Federation ‘outraged’ by Beit Shemesh mayor’s anti-gay slur


Anti-gay remarks by the newly re-elected mayor of Beit Shemesh brought condemnation from residents as well as the Jewish Federation of Greater Washington, which runs a partnership program with that Israeli city that is said to be where David slew Goliath.

During a television interview aired in Israel Nov. 8, Mayor Moshe Abutbul, a fervently Orthodox Jew, said that his “holy and pure” city does not have any homosexual residents. He continued on during the interview on Channel 10 to say that it wasn’t his job to take care of homosexuals. Rather, he said, the police and the Health Ministry are responsible for handling the LGBT community.

Shortly after the mayor’s comments, the Federation sent him a letter, saying it was “outraged” by his comments. “Mr. Mayor, gays and lesbians are neither sick nor criminal,” it was stated in the one-page letter that was signed by Liza Levy, Federation president, and Steve Rakitt, its CEO.

“Your comments hurt and offend many in your community, in Israel and in the Diaspora, and we urge you to immediately retract them.” The Federation “is a welcoming community of tolerance, a ‘big tent’ within which all can thrive and prosper,” the letter stated.


For the past 18 years, the Federation has paired with Beit Shemesh and Mateh Yehuda region in the Jewish Agency’s Partnership 2Gether program. Gideon Even Ari, who chairs Partnership 2Gether Beit Shemesh Mateh Yehuda, said he “was very upset to hear it, of course.

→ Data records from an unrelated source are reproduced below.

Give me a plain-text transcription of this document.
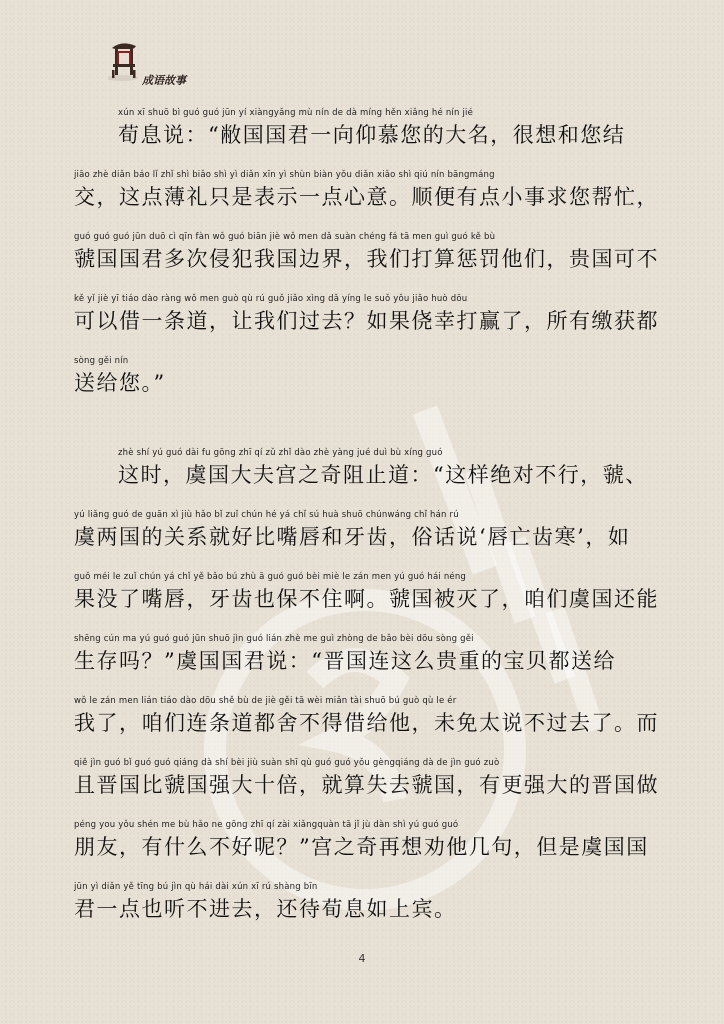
成语故事
xún xī shuō bì guó guó jūn yí xiàngyǎng mù nín de dà míng hěn xiǎng hé nín jié
荀息说：“敝国国君一向仰慕您的大名，很想和您结
jiāo zhè diǎn báo lǐ zhǐ shì biǎo shì yì diǎn xīn yì shùn biàn yǒu diǎn xiǎo shì qiú nín bāngmáng
交，这点薄礼只是表示一点心意。顺便有点小事求您帮忙，
guó guó guó jūn duō cì qīn fàn wǒ guó biān jiè wǒ men dǎ suàn chéng fá tā men guì guó kě bù
虢国国君多次侵犯我国边界，我们打算惩罚他们，贵国可不
kě yǐ jiè yī tiáo dào ràng wǒ men guò qù rú guǒ jiǎo xìng dǎ yíng le suǒ yǒu jiǎo huò dōu
可以借一条道，让我们过去？如果侥幸打赢了，所有缴获都
sòng gěi nín
送给您。”
zhè shí yú guó dài fu gōng zhī qí zǔ zhǐ dào zhè yàng jué duì bù xíng guó
这时，虞国大夫宫之奇阻止道：“这样绝对不行，虢、
yú liǎng guó de guān xì jiù hǎo bǐ zuǐ chún hé yá chǐ sú huà shuō chúnwáng chǐ hán rú
虞两国的关系就好比嘴唇和牙齿，俗话说‘唇亡齿寒’，如
guǒ méi le zuǐ chún yá chǐ yě bǎo bú zhù ā guó guó bèi miè le zán men yú guó hái néng
果没了嘴唇，牙齿也保不住啊。虢国被灭了，咱们虞国还能
shēng cún ma yú guó guó jūn shuō jìn guó lián zhè me guì zhòng de bǎo bèi dōu sòng gěi
生存吗？”虞国国君说：“晋国连这么贵重的宝贝都送给
wǒ le zán men lián tiáo dào dōu shě bù de jiè gěi tā wèi miǎn tài shuō bú guò qù le ér
我了，咱们连条道都舍不得借给他，未免太说不过去了。而
qiě jìn guó bǐ guó guó qiáng dà shí bèi jiù suàn shī qù guó guó yǒu gèngqiáng dà de jìn guó zuò
且晋国比虢国强大十倍，就算失去虢国，有更强大的晋国做
péng you yǒu shén me bù hǎo ne gōng zhī qí zài xiǎngquàn tā jǐ jù dàn shì yú guó guó
朋友，有什么不好呢？”宫之奇再想劝他几句，但是虞国国
jūn yì diǎn yě tīng bú jìn qù hái dài xún xī rú shàng bīn
君一点也听不进去，还待荀息如上宾。
4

The fact that he said it doesn’t mean this city thinks like that.”

Abutbul won in a very close election, Even Ari said, adding, “I don’t think all the people who gave him their vote think like this.”

“He is my mayor, like him or not,” he said, adding however, “I don’t feel like he is my mayor when he speaks like this.” Even Ari urged Washington Jewish Week to stress that the mayor’s anti-gay statements are “not what all the city thinks.”
Gideon Vennor, Partnership director, said “People are appalled. People are shocked.” 

“I haven’t seen support of the man’s views,” Vennor said of the mayor, adding that he has, however, seen much outrage in postings on personal Facebook pages.

Beit Shemesh resident Chaya Yosovich is also upset. “In a way, I would say he is naive. On the other hand, he is the mayor. He has to know what is going on.”

Yosovich, whose father lives in Silver Spring and is head of the Yeshiva of Greater Washington, continued, “I think everyone can live in Beit Shemesh. It doesn’t matter what they think, what they do. We have to find space for them.”

The Association of Gays, Lesbians, Bisexuals and Transgendered in Israel filed a complaint with the police against Abutbul.

There have been numerous exchanges between the Federation and Beit Shemesh, which has a population of about 75,000 and is located about 20 miles west of Jerusalem. Residents of Beit Shemesh have visited this area to learn about environmentalism, the development of Rockville, bicycling competitions and cooking exhibitions.

Montgomery County had considered becoming a Sister City with Beit Shemesh but never made it official following complaints by about 40 residents who attended a Sister Cities’ meeting. Prior to that meeting, Beit Shemesh had been the scene of unrest. Some members of its haredi population harassed and even physically attacked females of all ages, whom they said were dressing immodestly and otherwise not living up to their stringent religious standards.

A relationship between the county and Beit Shemesh is on hold indefinitely.